If you are here you may have asked whether you can use abbreviations in academic writing or how one can use abbreviations in APA format. You can certainly use abbreviations in your articles, essays and research proposals if you know how and where to use them.
When it comes to writing any document using APA formatting, it’s easy to get confused by the process. APA formatting is by no means easy, and it can be surprisingly simple to make a mistake that ruins the whole style of your writing. One common issue when writing APA papers and content is that you might make a mistake with regards to how abbreviations are going to be used. This can be surprisingly complex.
Abbreviations are something that you should try and limit the use of when you can. For the most part, though, you should only look to use abbreviations which are common knowledge and standard for that reference. For example, if you are talking about the National Health Service in the UK, it’s fine to use NHS. The other main reason to use abbreviations is if it will allow you to justifiably avoid wasting space.
However, for the most part, you should avoid using abbreviations as much as you can. It’s often better for the reader for the whole word to be typed out. However, if you are spending a few paragraphs – or even pages – talking about one particular subject, such as the NHS, it makes sense to abbreviate it at this time.
At the same time, don’t feel as if you need to avoid using abbreviations altogether. If you are going to use an abbreviation, the accepted wisdom is that it must appear a minimum of three times in the paper. Any less than this, and you run the risk of making it easy for the person reading your paper to forget what you are talking about.
So, the general rule of thumb is to only use abbreviations when you think they are going to make a genuinely positive impact for the reader.
You should always make sure that you use the full term first. So, in the example of the NHS, it would make sense to write National Health Service (NHS) and then refer to it as the NHS from this point moving on. It’s a very important thing to keep in mind, as it should be something you make clear. You don’t want anyone to feel needlessly confused by what you have put down on paper, so keep that in mind.
However, please note that when it comes to things that are common knowledge then you could use abbreviations from the start.
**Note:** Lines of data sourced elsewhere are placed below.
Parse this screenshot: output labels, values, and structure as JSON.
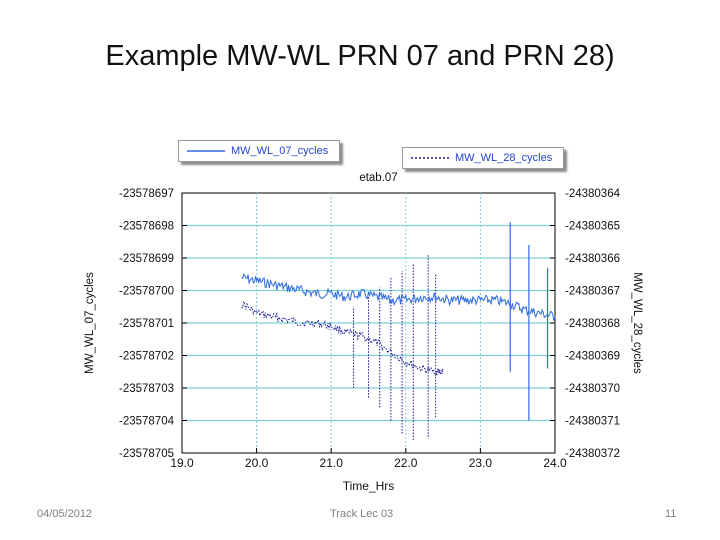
{
  "slide": {
    "title": "Example MW-WL PRN 07 and  PRN 28)",
    "date": "04/05/2012",
    "course": "Track Lec 03",
    "page_number": "11"
  },
  "colors": {
    "series_07": "#2f6be0",
    "series_28": "#1a1a9c",
    "grid": "#7fd0d8"
  },
  "chart_data": {
    "type": "line",
    "title": "etab.07",
    "xlabel": "Time_Hrs",
    "ylabel_left": "MW_WL_07_cycles",
    "ylabel_right": "MW_WL_28_cycles",
    "xlim": [
      19.0,
      24.0
    ],
    "x_ticks": [
      "19.0",
      "20.0",
      "21.0",
      "22.0",
      "23.0",
      "24.0"
    ],
    "ylim_left": [
      -23578705,
      -23578697
    ],
    "ylim_right": [
      -24380372,
      -24380364
    ],
    "y_ticks_left": [
      "-23578697",
      "-23578698",
      "-23578699",
      "-23578700",
      "-23578701",
      "-23578702",
      "-23578703",
      "-23578704",
      "-23578705"
    ],
    "y_ticks_right": [
      "-24380364",
      "-24380365",
      "-24380366",
      "-24380367",
      "-24380368",
      "-24380369",
      "-24380370",
      "-24380371",
      "-24380372"
    ],
    "grid": true,
    "legend": [
      "top-left",
      "top-right"
    ],
    "series": [
      {
        "name": "MW_WL_07_cycles",
        "axis": "left",
        "style": "solid",
        "x": [
          19.8,
          20.0,
          20.2,
          20.4,
          20.6,
          20.8,
          21.0,
          21.2,
          21.4,
          21.6,
          21.8,
          22.0,
          22.2,
          22.4,
          22.6,
          22.8,
          23.0,
          23.2,
          23.4,
          23.6,
          23.8,
          24.0
        ],
        "y": [
          -23578699.6,
          -23578699.7,
          -23578699.8,
          -23578699.9,
          -23578700.0,
          -23578700.1,
          -23578700.1,
          -23578700.2,
          -23578700.1,
          -23578700.2,
          -23578700.3,
          -23578700.3,
          -23578700.2,
          -23578700.2,
          -23578700.3,
          -23578700.3,
          -23578700.3,
          -23578700.3,
          -23578700.4,
          -23578700.6,
          -23578700.7,
          -23578700.8
        ],
        "spike_x": [
          23.4,
          23.65,
          23.9
        ],
        "spike_y": [
          [
            -23578702.5,
            -23578697.9
          ],
          [
            -23578704.0,
            -23578698.6
          ],
          [
            -23578702.4,
            -23578699.3
          ]
        ]
      },
      {
        "name": "MW_WL_28_cycles",
        "axis": "right",
        "style": "dotted",
        "x": [
          19.8,
          20.0,
          20.2,
          20.4,
          20.6,
          20.8,
          21.0,
          21.2,
          21.4,
          21.6,
          21.8,
          22.0,
          22.2,
          22.4,
          22.5
        ],
        "y": [
          -24380367.4,
          -24380367.7,
          -24380367.8,
          -24380367.9,
          -24380368.0,
          -24380368.0,
          -24380368.1,
          -24380368.3,
          -24380368.4,
          -24380368.6,
          -24380368.9,
          -24380369.2,
          -24380369.4,
          -24380369.5,
          -24380369.5
        ],
        "spike_x": [
          21.3,
          21.5,
          21.65,
          21.8,
          21.95,
          22.1,
          22.3,
          22.4
        ],
        "spike_y": [
          [
            -24380370.0,
            -24380367.5
          ],
          [
            -24380370.3,
            -24380367.2
          ],
          [
            -24380370.6,
            -24380366.9
          ],
          [
            -24380371.0,
            -24380366.6
          ],
          [
            -24380371.4,
            -24380366.4
          ],
          [
            -24380371.6,
            -24380366.2
          ],
          [
            -24380371.5,
            -24380365.9
          ],
          [
            -24380370.9,
            -24380366.5
          ]
        ]
      }
    ]
  }
}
For example, if you are discussing a UNESCO World Heritage Site, you will not have to write out the full name – you can simply get away with using UNESCO. The same applies for things like units of measurement.
Even things like common medical terms – such as HIV – could be written without having to give the full name first. The challenge is that you have to work out what is and is not common knowledge. APA permits any abbreviations which appear as a word in the Merriam-Webster Collegiate Dictionary. If you are ever unsure about expanding on an abbreviation, you should check that out for some useful ideas on whether or not you can use the intended abbreviation that you had in mind!
Also, try and avoid using periods unless it’s in the name. So, for example, the popular writer G. R. R. Martin should get his periods included. The same goes for some countries – such as the United States. If you are talking about someone in political power in the USA, you would say U.S. President or U.S. Senator etc.
It’s a tough thing to get your head around but using the above should make it a bit easier to understand when (and when not) to use abbreviations in APA format.